1. abréviation de « Konzentrationlager » : camp de concentration
2. soupe
3. « Kapo» : détenu, chef d'un kommando ; « politique» : détenu pour des raisons politiques, adversaire
d'Hitler ; « criminel » : détenu, prisonnier de droit commun ; « Prominent » : détenu jouissant de privilèges;
4. « haftling» : détenu.
IV - « Häftling »
« Häftling: j'ai appris que je suis un Häftling. Mon nom est 174517; nous avons été baptisés et aussi longtemps
que nous vivrons nous porterons cette marque tatouée sur le bras gauche. »
« L'opération a été assez peu douloureuse et extrêmement rapide : on nous a fait mettre en rang par ordre
alphabétique, puis on nous a fait défiler un par un devant un habile fonctionnaire muni d'une sorte de poinçon à
aiguille courte. Il semble bien que ce soit là une véritable initiation : ce n'est qu' " en montrant le numéro "
qu'on a droit au pain et à la soupe. Il nous a fallu bien des jours et bon nombre de gifles et de coups de poing
pour nous habituer à montrer rapidement notre numéro afin de ne pas ralentir les opérations de distribution
des vivres il nous a fallu des semaines et des mois pour en reconnaître le son en allemand. Et pendant
plusieurs jours, lorsqu'un vieux réflexe me pousse à regarder l'heure à mon poignet, une ironique substitution
m'y fait trouver mon nouveau nom, ce numéro gravé sous la peau en signes bleuâtres. »
« Ce n'est que beaucoup plus tard que certains d'entre nous se sont peu à peu familiarisés avec la funèbre
science des numéros d'Auschwitz, qui résument à eux seuls les étapes de la destruction de l'hébraïsme en
Europe. Pour les anciens du camp, le numéro dit tout la date d'arrivée au camp, le convoi dont on faisait partie,
la nationalité. On traitera toujours avec respect un numéro compris entre 30000 et 80000: il n'en reste que
quelques centaines, qui désignent les rares survivants des ghettos polonais. De même, il s'agit d'ouvrir l'œil si
on doit entrer en affaires avec un 116000 ou un 117000: ils ne sont plus qu'une quarantaine désormais, mais
ce sont des Grecs de Salonique, et ils ont plus d'un tour dans leur sac. Quant aux gros numéros, il s'y attache
une note essentiellement comique, comme aux termes de " bleus " ou de " conscrits " dans la vie courante : le
gros numéro par excellence est un individu bedonnant, docile et niais, à qui vous pouvez faire croire qu'à
l'infirmerie on distribue des chaussures en cuir pour pieds sensibles, et qui est capable sur votre instigation d'y
courir séance tenante en vous laissant sa gamelle de soupe "à garder"; vous pouvez lui vendre une cuillère
pour trois rations de pain; vous pouvez même l'envoyer demander (comme cela m'est arrivé!) au Kapo le plus
féroce du camp si c'est bien lui qui commande le Kartoffelschälkommando, le Kommando d'Epluchage de
Patates, et s'il est possible de s'y faire enrôler. »

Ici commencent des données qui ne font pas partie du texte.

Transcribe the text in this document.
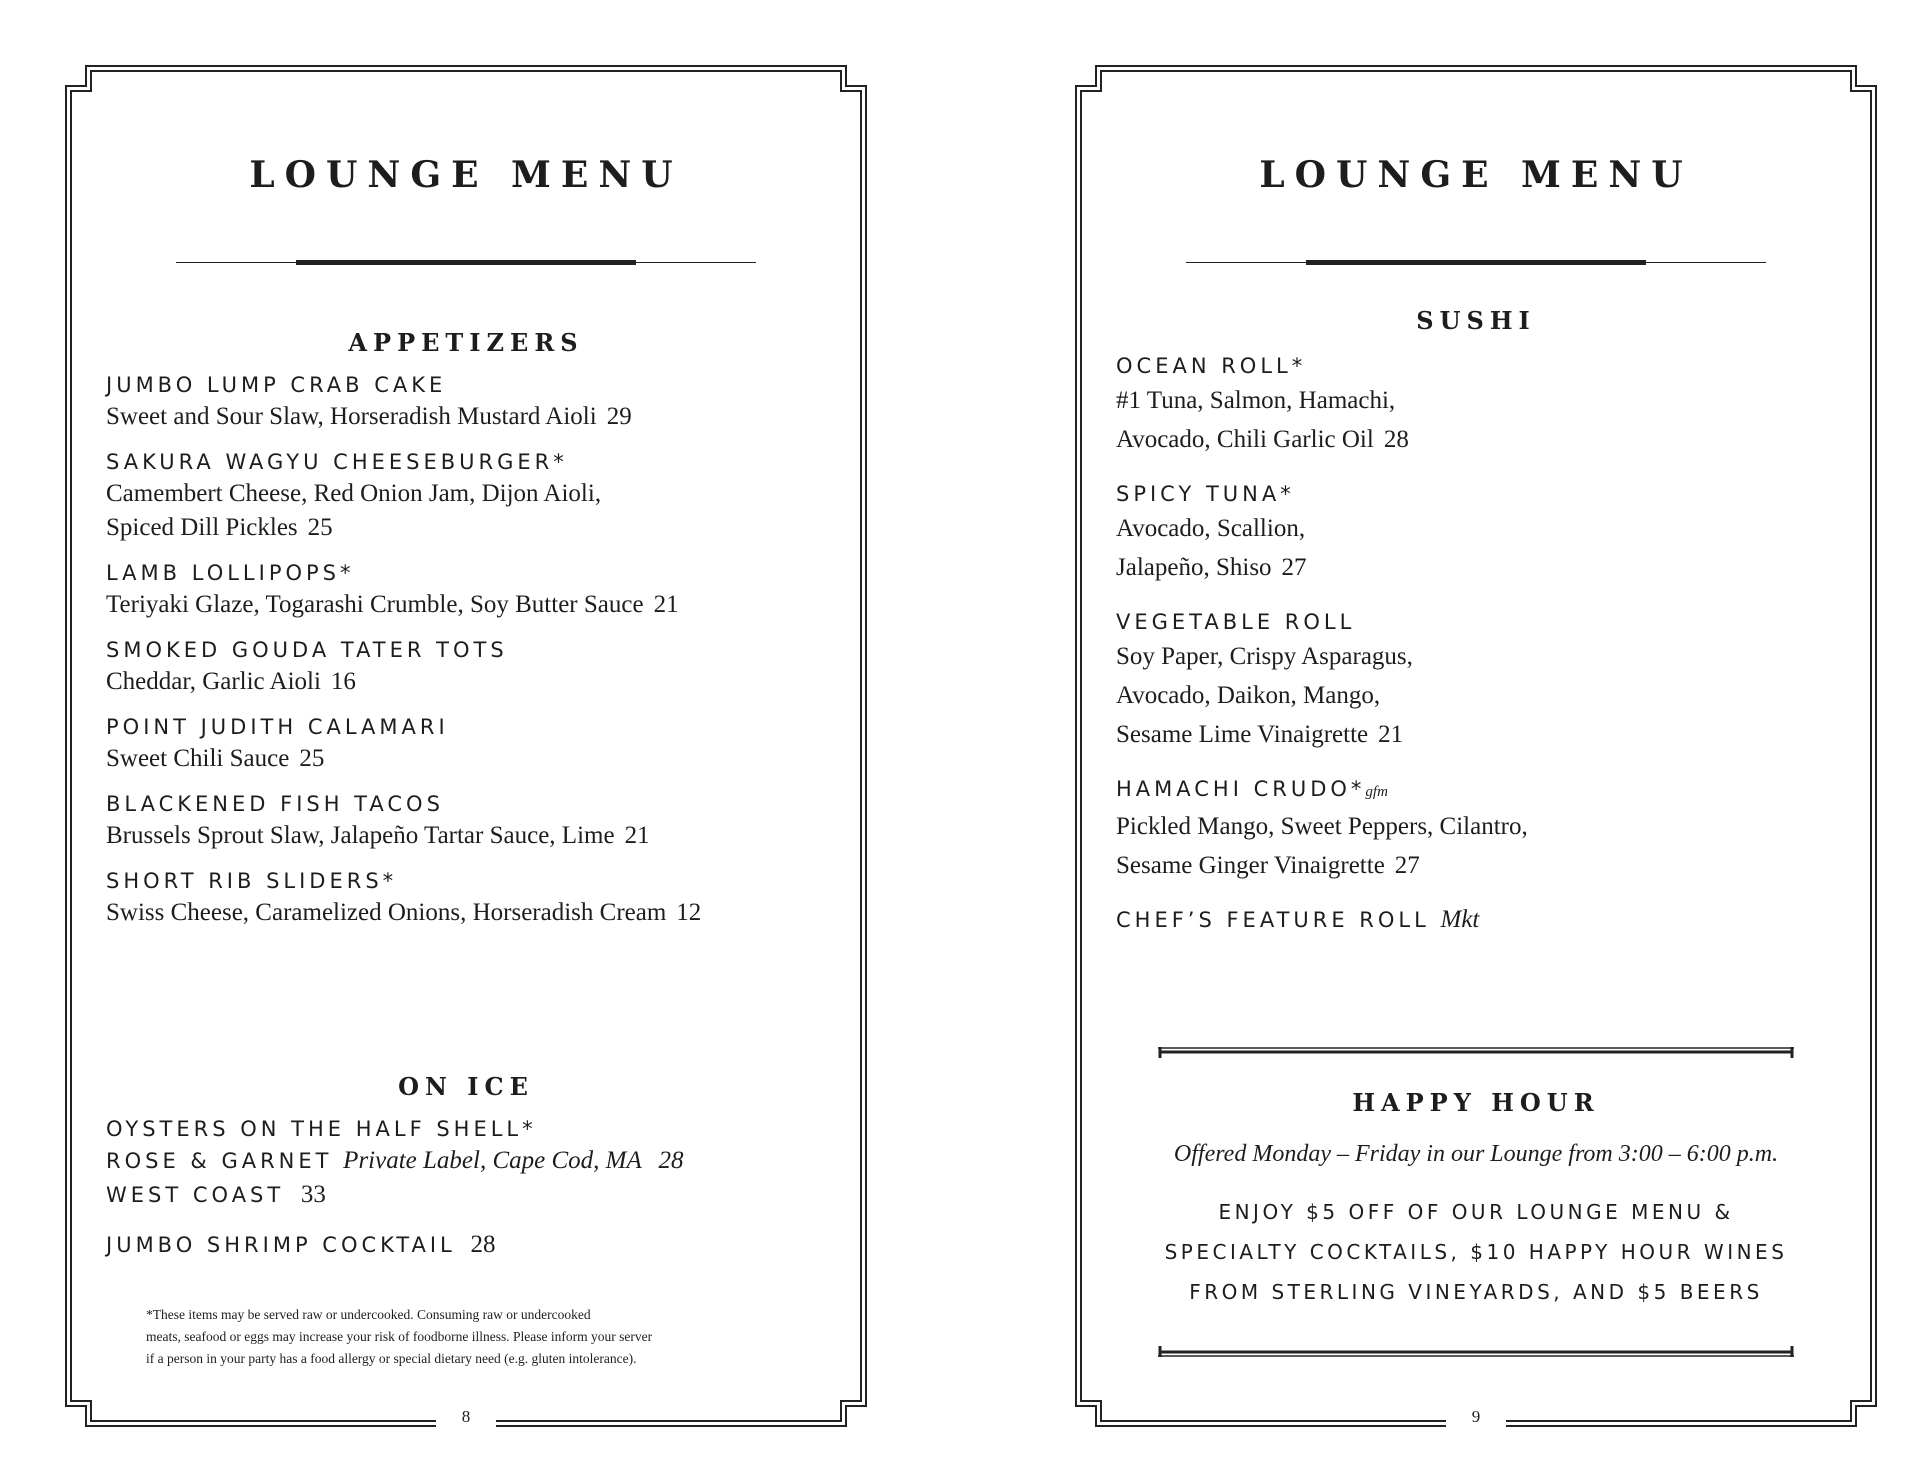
LOUNGE MENU
APPETIZERS

JUMBO LUMP CRAB CAKE

Sweet and Sour Slaw, Horseradish Mustard Aioli 29

SAKURA WAGYU CHEESEBURGER*

Camembert Cheese, Red Onion Jam, Dijon Aioli,

Spiced Dill Pickles 25

LAMB LOLLIPOPS*

Teriyaki Glaze, Togarashi Crumble, Soy Butter Sauce 21

SMOKED GOUDA TATER TOTS

Cheddar, Garlic Aioli 16

POINT JUDITH CALAMARI

Sweet Chili Sauce 25

BLACKENED FISH TACOS

Brussels Sprout Slaw, Jalapeño Tartar Sauce, Lime 21

SHORT RIB SLIDERS*

Swiss Cheese, Caramelized Onions, Horseradish Cream 12

ON ICE

OYSTERS ON THE HALF SHELL*

ROSE & GARNET Private Label, Cape Cod, MA 28

WEST COAST 33

JUMBO SHRIMP COCKTAIL 28

*These items may be served raw or undercooked. Consuming raw or undercooked

meats, seafood or eggs may increase your risk of foodborne illness. Please inform your server

if a person in your party has a food allergy or special dietary need (e.g. gluten intolerance).

8
LOUNGE MENU
SUSHI

OCEAN ROLL*

#1 Tuna, Salmon, Hamachi,

Avocado, Chili Garlic Oil 28

SPICY TUNA*

Avocado, Scallion,

Jalapeño, Shiso 27

VEGETABLE ROLL

Soy Paper, Crispy Asparagus,

Avocado, Daikon, Mango,

Sesame Lime Vinaigrette 21

HAMACHI CRUDO*gfm

Pickled Mango, Sweet Peppers, Cilantro,

Sesame Ginger Vinaigrette 27

CHEF’S FEATURE ROLL Mkt

HAPPY HOUR

Offered Monday – Friday in our Lounge from 3:00 – 6:00 p.m.

ENJOY $5 OFF OF OUR LOUNGE MENU &
SPECIALTY COCKTAILS, $10 HAPPY HOUR WINES
FROM STERLING VINEYARDS, AND $5 BEERS
9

Poème placé en exergue de Si c'est un homme
Vous qui vivez en toute quiétude
Bien au chaud dans vos maisons,
Vous qui trouvez le soir en rentrant
La table mise et des visages amis,
Considérez si c'est un homme
Que celui qui peine dans la boue,
Qui ne connaît pas de repos,
Qui se bat pour un quignon de pain,
Qui meurt pour un oui ou pour un non.
Considérez si c'est une femme
Que celle qui a perdu son nom et ses cheveux
Et jusqu'à la force de se souvenir,
Les yeux vides et le sein froid
Comme une grenouille en hiver.
N'oubliez pas que cela fut,
Non, ne l'oubliez pas :
Gravez ces mots dans votre cœur,
Pensez-y chez vous, dans la rue,
En vous couchant, en vous levant ;
Répétez-les à vos enfants,
Ou que votre maison s'écroule,
Que la maladie vous accable,
Que vos enfants se détournent de vous.